Evening Wind-Down Techniques: Relaxation and Sleep Preparation
An evening wind-down routine helps your mind and body transition from the demands of the day into a state of rest. By incorporating calming practices like journaling, breathing exercises, and gentle movement, you can reduce stress and prepare for deeper, more restorative sleep. Many people pair wind-down routines with habit stacking to build consistency.
Start with calming activities
Choose activities that help you slow down, such as reading, journaling, or listening to soft music. If you enjoy nature-based relaxation, consider pairing your routine with forest bathing earlier in the day.
Practice gentle movement
Light stretching or mobility exercises can help release tension built up throughout the day.
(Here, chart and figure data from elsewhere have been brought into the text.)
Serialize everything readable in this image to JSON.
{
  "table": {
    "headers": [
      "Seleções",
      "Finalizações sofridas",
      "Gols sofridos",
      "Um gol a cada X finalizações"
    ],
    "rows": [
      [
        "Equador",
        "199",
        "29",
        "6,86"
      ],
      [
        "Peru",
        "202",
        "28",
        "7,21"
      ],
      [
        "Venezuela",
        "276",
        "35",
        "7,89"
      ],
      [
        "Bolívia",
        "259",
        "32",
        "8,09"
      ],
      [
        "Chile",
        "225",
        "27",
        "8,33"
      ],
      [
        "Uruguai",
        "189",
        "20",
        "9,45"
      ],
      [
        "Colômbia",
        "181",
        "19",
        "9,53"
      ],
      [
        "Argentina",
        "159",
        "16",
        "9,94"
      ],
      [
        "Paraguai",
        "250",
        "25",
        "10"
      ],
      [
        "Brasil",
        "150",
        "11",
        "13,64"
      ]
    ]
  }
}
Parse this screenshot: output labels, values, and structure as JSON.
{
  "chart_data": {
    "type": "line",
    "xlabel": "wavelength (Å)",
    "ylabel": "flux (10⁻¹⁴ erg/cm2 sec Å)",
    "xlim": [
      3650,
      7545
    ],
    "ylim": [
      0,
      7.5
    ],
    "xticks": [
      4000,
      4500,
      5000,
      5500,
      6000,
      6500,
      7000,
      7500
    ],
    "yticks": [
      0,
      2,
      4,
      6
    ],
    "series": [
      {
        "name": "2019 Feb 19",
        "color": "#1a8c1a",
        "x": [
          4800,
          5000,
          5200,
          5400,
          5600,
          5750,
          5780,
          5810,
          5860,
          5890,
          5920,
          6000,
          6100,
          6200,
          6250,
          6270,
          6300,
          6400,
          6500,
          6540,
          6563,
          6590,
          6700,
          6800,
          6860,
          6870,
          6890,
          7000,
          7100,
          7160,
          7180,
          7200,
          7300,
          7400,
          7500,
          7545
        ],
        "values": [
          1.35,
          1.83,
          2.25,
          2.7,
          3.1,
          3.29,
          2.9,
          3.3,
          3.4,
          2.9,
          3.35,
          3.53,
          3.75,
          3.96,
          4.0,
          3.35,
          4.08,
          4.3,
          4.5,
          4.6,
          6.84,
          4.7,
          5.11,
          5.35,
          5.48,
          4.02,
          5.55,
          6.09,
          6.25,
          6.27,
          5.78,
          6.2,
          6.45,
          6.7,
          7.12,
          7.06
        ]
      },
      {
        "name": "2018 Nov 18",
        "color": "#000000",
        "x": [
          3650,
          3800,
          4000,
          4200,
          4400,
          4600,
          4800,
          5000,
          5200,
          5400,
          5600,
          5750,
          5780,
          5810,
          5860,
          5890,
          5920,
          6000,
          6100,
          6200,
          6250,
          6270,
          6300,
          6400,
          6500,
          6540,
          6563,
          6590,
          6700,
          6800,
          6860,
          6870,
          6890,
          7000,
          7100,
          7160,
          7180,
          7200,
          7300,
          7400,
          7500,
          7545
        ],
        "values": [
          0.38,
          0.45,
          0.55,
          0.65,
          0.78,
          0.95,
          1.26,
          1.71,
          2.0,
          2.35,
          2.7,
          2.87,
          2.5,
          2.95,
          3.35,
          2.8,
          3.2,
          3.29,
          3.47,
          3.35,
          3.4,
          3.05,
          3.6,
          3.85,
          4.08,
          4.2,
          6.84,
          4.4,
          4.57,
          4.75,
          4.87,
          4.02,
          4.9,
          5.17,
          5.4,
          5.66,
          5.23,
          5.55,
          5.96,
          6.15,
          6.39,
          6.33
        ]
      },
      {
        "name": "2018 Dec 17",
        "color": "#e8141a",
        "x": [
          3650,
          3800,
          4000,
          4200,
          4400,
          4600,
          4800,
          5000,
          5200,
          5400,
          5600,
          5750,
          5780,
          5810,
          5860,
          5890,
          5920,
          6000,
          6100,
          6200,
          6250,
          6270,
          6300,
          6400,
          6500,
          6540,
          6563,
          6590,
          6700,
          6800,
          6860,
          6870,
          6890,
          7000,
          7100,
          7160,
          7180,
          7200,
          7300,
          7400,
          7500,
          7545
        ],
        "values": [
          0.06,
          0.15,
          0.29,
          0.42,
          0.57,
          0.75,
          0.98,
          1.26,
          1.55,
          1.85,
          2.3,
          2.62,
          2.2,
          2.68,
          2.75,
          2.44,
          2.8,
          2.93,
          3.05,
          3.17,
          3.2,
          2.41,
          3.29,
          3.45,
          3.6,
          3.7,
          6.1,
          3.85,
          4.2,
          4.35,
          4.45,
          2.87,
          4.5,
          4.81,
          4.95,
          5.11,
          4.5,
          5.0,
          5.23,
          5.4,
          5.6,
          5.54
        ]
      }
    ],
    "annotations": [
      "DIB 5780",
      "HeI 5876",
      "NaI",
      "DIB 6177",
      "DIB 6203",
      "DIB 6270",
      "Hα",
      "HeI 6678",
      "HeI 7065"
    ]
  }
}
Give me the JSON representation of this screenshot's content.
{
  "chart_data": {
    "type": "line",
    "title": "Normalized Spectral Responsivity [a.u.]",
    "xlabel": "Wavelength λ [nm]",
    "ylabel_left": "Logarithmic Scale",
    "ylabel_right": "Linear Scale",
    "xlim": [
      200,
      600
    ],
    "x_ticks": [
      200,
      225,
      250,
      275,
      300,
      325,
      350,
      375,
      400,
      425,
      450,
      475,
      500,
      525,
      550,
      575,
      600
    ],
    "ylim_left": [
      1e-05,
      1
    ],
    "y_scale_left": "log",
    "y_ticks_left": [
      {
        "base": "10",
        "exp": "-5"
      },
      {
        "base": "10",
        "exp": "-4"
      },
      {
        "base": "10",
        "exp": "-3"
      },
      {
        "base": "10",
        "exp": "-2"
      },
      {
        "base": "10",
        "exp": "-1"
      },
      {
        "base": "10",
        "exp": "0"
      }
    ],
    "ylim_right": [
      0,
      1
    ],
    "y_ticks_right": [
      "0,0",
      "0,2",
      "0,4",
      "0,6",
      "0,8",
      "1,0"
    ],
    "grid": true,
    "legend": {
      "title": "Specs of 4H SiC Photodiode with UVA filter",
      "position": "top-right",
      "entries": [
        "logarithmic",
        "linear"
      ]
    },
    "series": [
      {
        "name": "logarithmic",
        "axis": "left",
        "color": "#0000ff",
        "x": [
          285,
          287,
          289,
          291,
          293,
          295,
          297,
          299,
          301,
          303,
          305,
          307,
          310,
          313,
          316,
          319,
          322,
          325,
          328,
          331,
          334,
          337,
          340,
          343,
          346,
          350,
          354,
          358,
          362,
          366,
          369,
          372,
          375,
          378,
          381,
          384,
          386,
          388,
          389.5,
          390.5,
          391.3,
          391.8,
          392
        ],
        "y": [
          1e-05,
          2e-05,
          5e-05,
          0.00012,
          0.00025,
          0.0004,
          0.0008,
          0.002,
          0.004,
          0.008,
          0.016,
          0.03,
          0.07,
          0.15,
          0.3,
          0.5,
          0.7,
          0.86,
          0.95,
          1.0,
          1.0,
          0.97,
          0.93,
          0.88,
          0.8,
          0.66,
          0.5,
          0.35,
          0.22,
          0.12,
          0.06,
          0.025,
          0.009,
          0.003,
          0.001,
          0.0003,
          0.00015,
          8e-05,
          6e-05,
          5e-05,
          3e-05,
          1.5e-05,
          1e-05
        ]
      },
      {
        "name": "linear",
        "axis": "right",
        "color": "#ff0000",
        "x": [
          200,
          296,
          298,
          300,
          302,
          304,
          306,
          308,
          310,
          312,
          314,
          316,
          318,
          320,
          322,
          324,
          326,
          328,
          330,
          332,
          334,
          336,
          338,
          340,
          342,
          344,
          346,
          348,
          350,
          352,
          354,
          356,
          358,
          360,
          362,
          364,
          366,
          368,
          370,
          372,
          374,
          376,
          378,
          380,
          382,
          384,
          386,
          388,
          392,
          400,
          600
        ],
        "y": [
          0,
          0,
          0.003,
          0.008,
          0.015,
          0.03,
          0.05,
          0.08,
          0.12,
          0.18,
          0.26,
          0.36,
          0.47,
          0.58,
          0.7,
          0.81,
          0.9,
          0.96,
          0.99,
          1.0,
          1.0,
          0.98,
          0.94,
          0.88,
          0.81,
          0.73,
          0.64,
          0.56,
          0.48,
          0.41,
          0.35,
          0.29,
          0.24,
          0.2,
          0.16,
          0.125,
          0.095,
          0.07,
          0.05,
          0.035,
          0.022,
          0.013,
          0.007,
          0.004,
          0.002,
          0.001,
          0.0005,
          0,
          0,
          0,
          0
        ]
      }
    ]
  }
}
Desk workers may benefit from pairing evening movement with mobility routines to ease stiffness.
Use breathing techniques to relax
Slow, intentional breathing helps calm the nervous system and prepare your body for rest. Explore simple exercises in our breathing techniques guide.
Limit screen time
Reducing screen exposure 30–60 minutes before bed can help your mind unwind. Instead, try journaling or preparing for the next day to create mental clarity.
Build consistency with habit stacking
Linking your wind-down activities together makes it easier to maintain your routine. For example, after brushing your teeth, you might stretch, journal, and then practice a breathing exercise. This approach pairs well with morning wellness routines to create a balanced daily rhythm.